I passed my degree in sound engineering. I got 1-2-1-2!
Why are environmentalists bad at playing cards? They like to avoid the flush.
Why did the electricity documentary get such mixed reviews?
People weren’t sure how to feel after it’s shocking ending.
What do you call a gathering of Arthur's Knights?
A Sir conference
Did you hear about the famous microbiologist who traveled in thirty different countries and learned to speak six languages? He was a man of many cultures.
What do you call the gladiator who only tackles other gladiators?
Wrestle Crow.
My physics professor told me I had potential
Then he pushed me off the roof.
Did you know that geologists are athletic? Yeah, I read it in Quartz illustrated.
What did the borg say to the medieval peasant?
Resistance if feudal
Why did the acid go to the gym?
It wanted to become a buffer solution.
A burglar stole all my lamps.
I should be upset, but I’m delighted
What does a Muslim Viking say at the movie theater?
Valhalla Snackbar!
I hit my head on a light bulb today, but it’s okay.
It was a soft white.
King Arthur had a knight in charge of determining property boundaries.
Sir Veyor
What did the teacher do with her student's report on the history of cheese?
She grated it.
What did the lamps do after their date?
They got turned on.
I was pretty mad when the air conditioner stopped working...
I lost my cool.
Two red blood cells met and fell in love, but alas, it was all in vein.
Why did the freezer run away on its marriage?
It got cold feet
What do power strips always say at their high school reunions?
I haven’t seen you in light years.
What do you call 3 knights in a relationship?
Polyarmory
My poor knowledge of Greek mythology has always been my Achilles elbow.
My dad argued with a stove
The conversation really started to heat up
What did the nuclear physicist have for lunch?
Fission Chips.
I used to get so mad when my kitchen appliances leaked
now it's just water under the fridge
What do you call a mummy covered in chocolate and nuts? A Pharaoh Roche.
Do you think that the mummies enjoyed being the mummies? Of corpse they did!
Did you hear about the Pharaoh who was lying in the wrong coffin? He made a grave mistake.
Why are environmentalists attracted to electricity? It’s natural.”
In history class, the teacher taught said the Magna Carta was signed in 1215 and to write an essay on it. A student handed in his work with "The Magna Carta was signed in 1215" written 150 times.
The teacher asked the boy, "Why did you write this?" The boy replied, "Because you always say that history repeats itself!"
Did you hear about the mummy who goes to university? His favorite subject is Cryptography.
What's the difference between Hanukkah and dragons?
One is eight nights while the other ate knights
When you clean out a vacuum cleaner, does that make YOU a vacuum cleaner?
Why was the king only a foot tall?
Because he was a ruler.
It might take a village to raise a child...
but it only takes a viking to raze a village.

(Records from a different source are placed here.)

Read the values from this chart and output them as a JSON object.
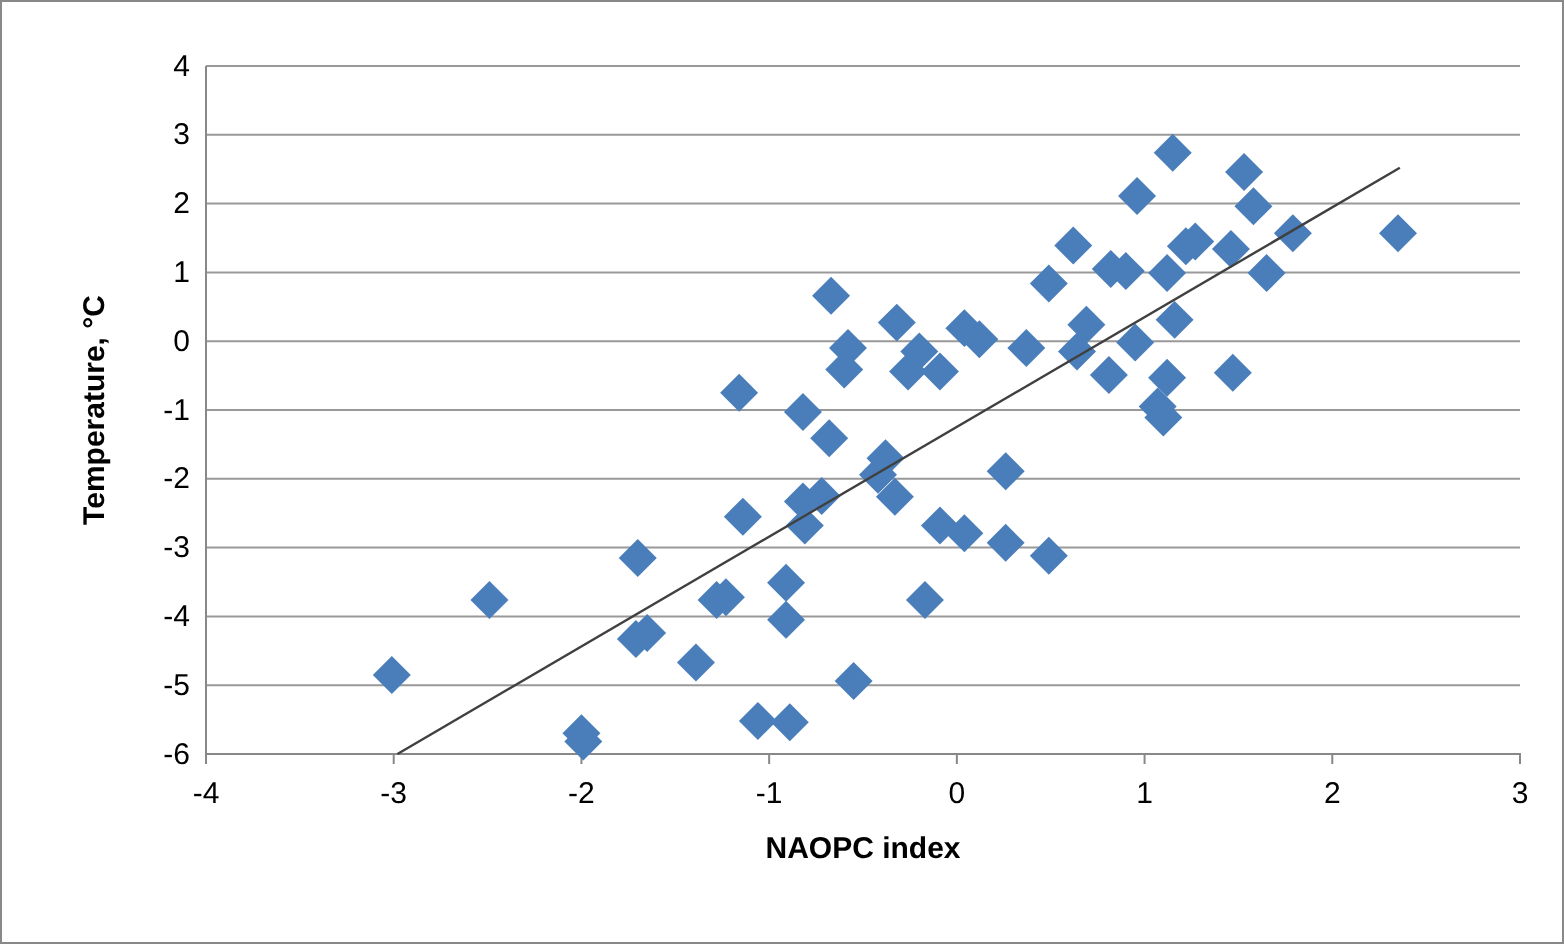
{
  "chart_data": {
    "type": "scatter",
    "xlabel": "NAOPC index",
    "ylabel": "Temperature, °C",
    "xlim": [
      -4,
      3
    ],
    "xticks": [
      -4,
      -3,
      -2,
      -1,
      0,
      1,
      2,
      3
    ],
    "ylim": [
      -6,
      4
    ],
    "yticks": [
      -6,
      -5,
      -4,
      -3,
      -2,
      -1,
      0,
      1,
      2,
      3,
      4
    ],
    "grid": "y",
    "marker": "diamond",
    "series": [
      {
        "color": "#4a7ebb",
        "x": [
          -3.01,
          -2.49,
          -2.0,
          -1.99,
          -1.7,
          -1.71,
          -1.65,
          -1.39,
          -1.28,
          -1.23,
          -1.16,
          -1.14,
          -0.91,
          -0.91,
          -1.06,
          -0.89,
          -0.55,
          -0.82,
          -0.81,
          -0.82,
          -0.72,
          -0.68,
          -0.67,
          -0.58,
          -0.6,
          -0.38,
          -0.42,
          -0.33,
          -0.32,
          -0.2,
          -0.26,
          -0.09,
          -0.09,
          0.04,
          -0.17,
          0.04,
          0.12,
          0.26,
          0.26,
          0.49,
          0.37,
          0.49,
          0.62,
          0.64,
          0.69,
          0.81,
          0.82,
          0.9,
          0.95,
          0.96,
          1.07,
          1.1,
          1.12,
          1.12,
          1.16,
          1.15,
          1.22,
          1.27,
          1.46,
          1.47,
          1.53,
          1.58,
          1.65,
          1.79,
          2.35
        ],
        "values": [
          -4.85,
          -3.76,
          -5.7,
          -5.82,
          -3.15,
          -4.33,
          -4.24,
          -4.67,
          -3.76,
          -3.72,
          -0.75,
          -2.55,
          -3.51,
          -4.05,
          -5.52,
          -5.54,
          -4.94,
          -1.03,
          -2.68,
          -2.33,
          -2.25,
          -1.41,
          0.66,
          -0.1,
          -0.41,
          -1.7,
          -1.94,
          -2.26,
          0.27,
          -0.15,
          -0.44,
          -0.44,
          -2.68,
          -2.79,
          -3.76,
          0.19,
          0.03,
          -1.89,
          -2.93,
          -3.12,
          -0.1,
          0.84,
          1.39,
          -0.15,
          0.24,
          -0.49,
          1.05,
          1.02,
          -0.02,
          2.11,
          -0.95,
          -1.11,
          -0.53,
          0.99,
          0.31,
          2.74,
          1.38,
          1.45,
          1.34,
          -0.46,
          2.46,
          1.96,
          0.99,
          1.57,
          1.57
        ]
      },
      {
        "type": "line",
        "color": "#404040",
        "marker": "none",
        "line_style": "solid",
        "x": [
          -2.98,
          2.36
        ],
        "values": [
          -6,
          2.52
        ]
      }
    ]
  }
}
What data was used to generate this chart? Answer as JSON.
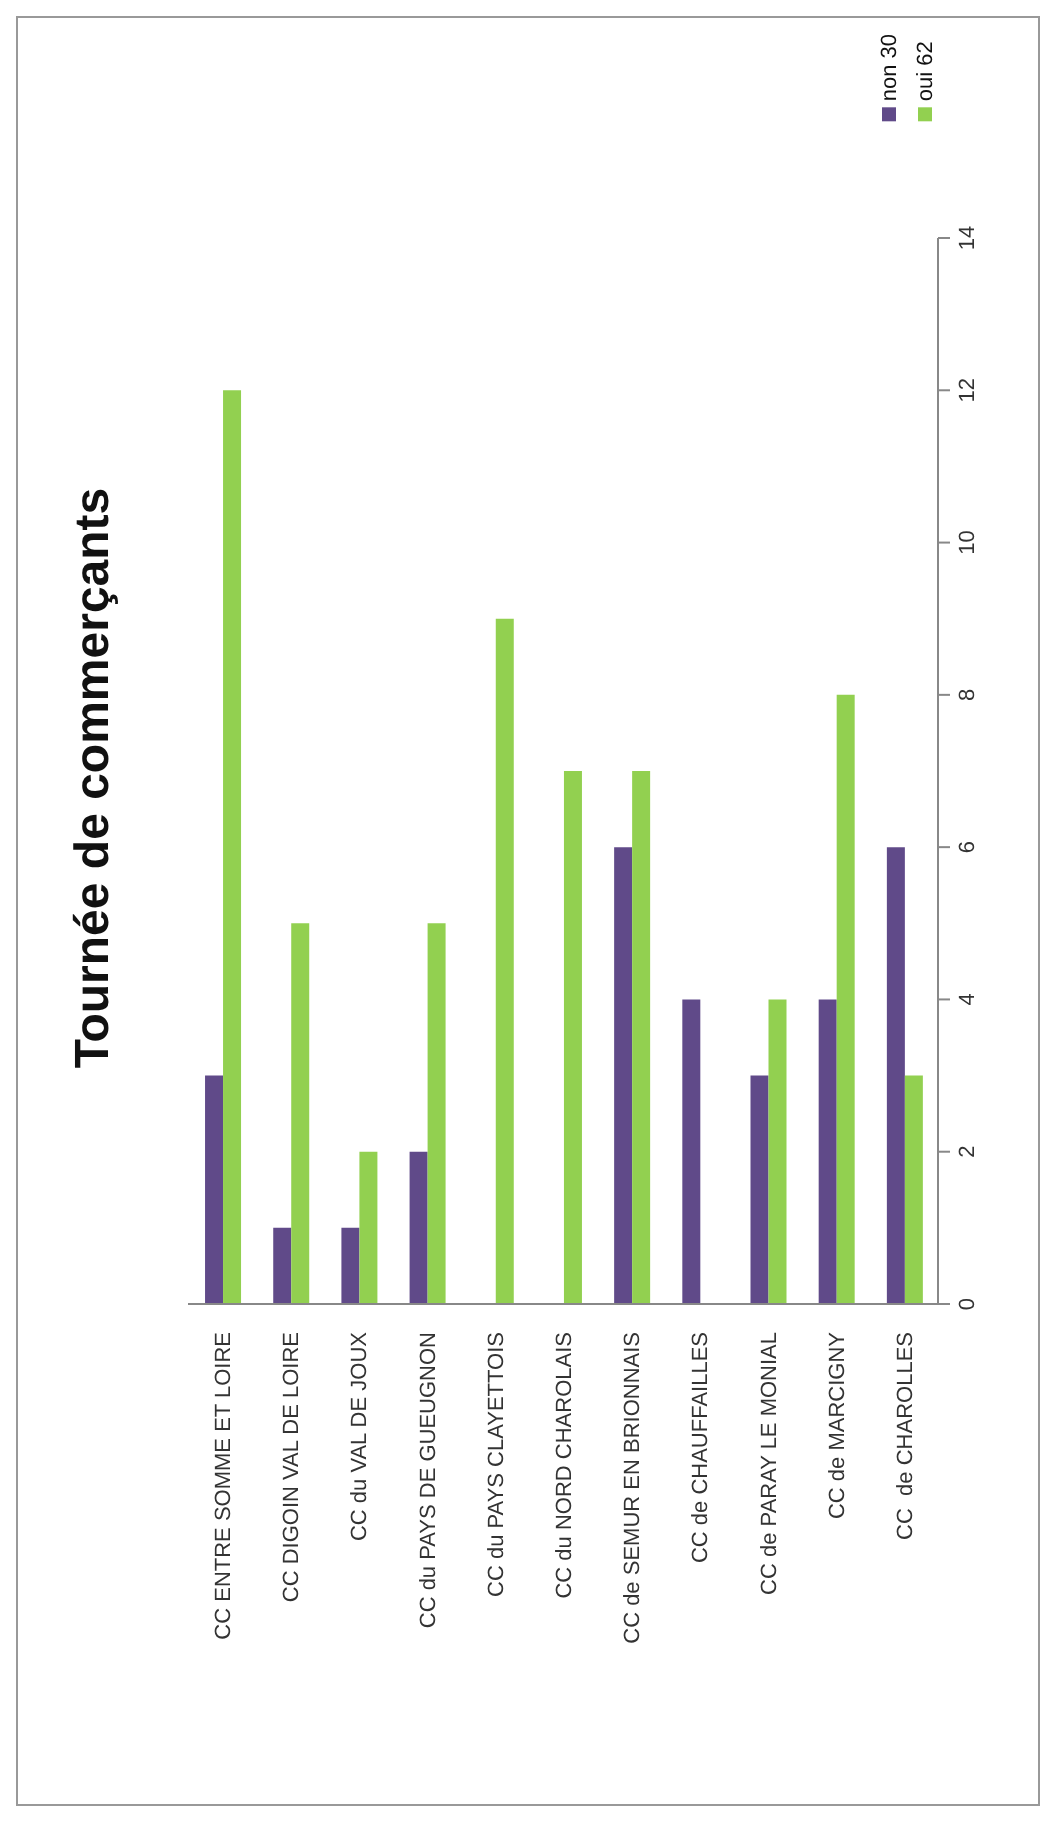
{
  "chart_data": {
    "type": "bar",
    "title": "Tournée de commerçants",
    "categories": [
      "CC ENTRE SOMME ET LOIRE",
      "CC DIGOIN VAL DE LOIRE",
      "CC du VAL DE JOUX",
      "CC du PAYS DE GUEUGNON",
      "CC du PAYS CLAYETTOIS",
      "CC du NORD CHAROLAIS",
      "CC de SEMUR EN BRIONNAIS",
      "CC de CHAUFFAILLES",
      "CC de PARAY LE MONIAL",
      "CC de MARCIGNY",
      "CC  de CHAROLLES"
    ],
    "series": [
      {
        "name": "non 30",
        "color": "#604a89",
        "values": [
          3,
          1,
          1,
          2,
          0,
          0,
          6,
          4,
          3,
          4,
          6
        ]
      },
      {
        "name": "oui 62",
        "color": "#92d050",
        "values": [
          12,
          5,
          2,
          5,
          9,
          7,
          7,
          0,
          4,
          8,
          3
        ]
      }
    ],
    "ylim": [
      0,
      14
    ],
    "yticks": [
      0,
      2,
      4,
      6,
      8,
      10,
      12,
      14
    ],
    "grid": false,
    "legend": "top right"
  }
}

The medieval king was very excited when the engineer told him that he could get him a castle at very little price. Turns out, the engineer indeed built a castle but it was a bouncy one.

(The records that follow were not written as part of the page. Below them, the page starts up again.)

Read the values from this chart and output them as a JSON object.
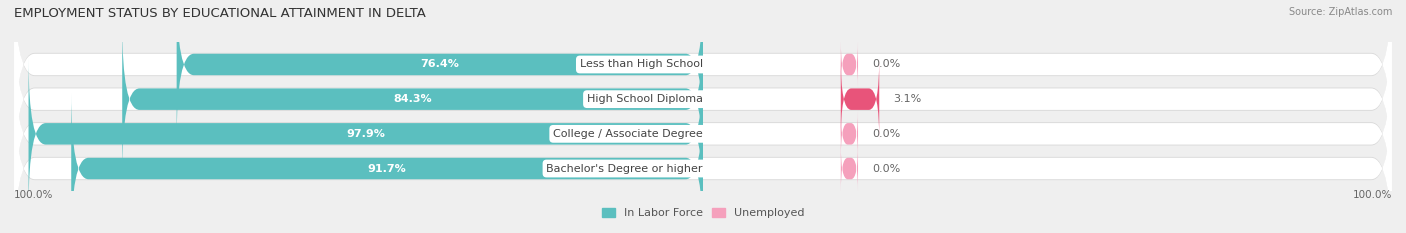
{
  "title": "EMPLOYMENT STATUS BY EDUCATIONAL ATTAINMENT IN DELTA",
  "source": "Source: ZipAtlas.com",
  "categories": [
    "Less than High School",
    "High School Diploma",
    "College / Associate Degree",
    "Bachelor's Degree or higher"
  ],
  "labor_force": [
    76.4,
    84.3,
    97.9,
    91.7
  ],
  "unemployed": [
    0.0,
    3.1,
    0.0,
    0.0
  ],
  "labor_force_color": "#5bbfbf",
  "unemployed_color_high": "#e8547a",
  "unemployed_color_low": "#f5a0bc",
  "background_color": "#efefef",
  "bar_background_color": "#ffffff",
  "bar_shadow_color": "#d8d8d8",
  "bar_height": 0.62,
  "xlim_left": -100,
  "xlim_right": 100,
  "title_fontsize": 9.5,
  "label_fontsize": 8.0,
  "tick_fontsize": 7.5,
  "legend_fontsize": 8.0,
  "left_tick_label": "100.0%",
  "right_tick_label": "100.0%"
}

An opinion without 3.14159 is just an onion.
My wife told me to stop eating Christmas leftovers out the fridge...
But I just can’t quit cold turkey
You know what’s odd?
Every other number.
I like jokes. But jokes about air conditioners?
I'm not a fan.
Vikings aren't afraid of death.
They know they'll be Bjorn again.
After suffering weak gain at the poles, the National Transistor Party has been trying to energize their base.
The Covid-19 vaccine should be tested on politicians first...
If they survive, the vaccine is safe.
If they don't, the country is safe.
What does a gladiator say when leaving after an intimate embrace with a woman?
Gladiator out
In the darkness, is where a flashlight really shines!
Which famous Roman suffered from hayfever?
Julius Sneezer.
What do you call a number that can’t keep still?
A roamin’ numeral.
What would be one of the worst crimes to commit if you were a sheep living in the medieval times?
Muttiny
Why couldn't Vivaldi play medieval music?
Because his violin was Baroque
How many mathematicians does it take to change a light bulb?
One—she just gives it to three physicists, thus reducing it to a problem that’s already been solved.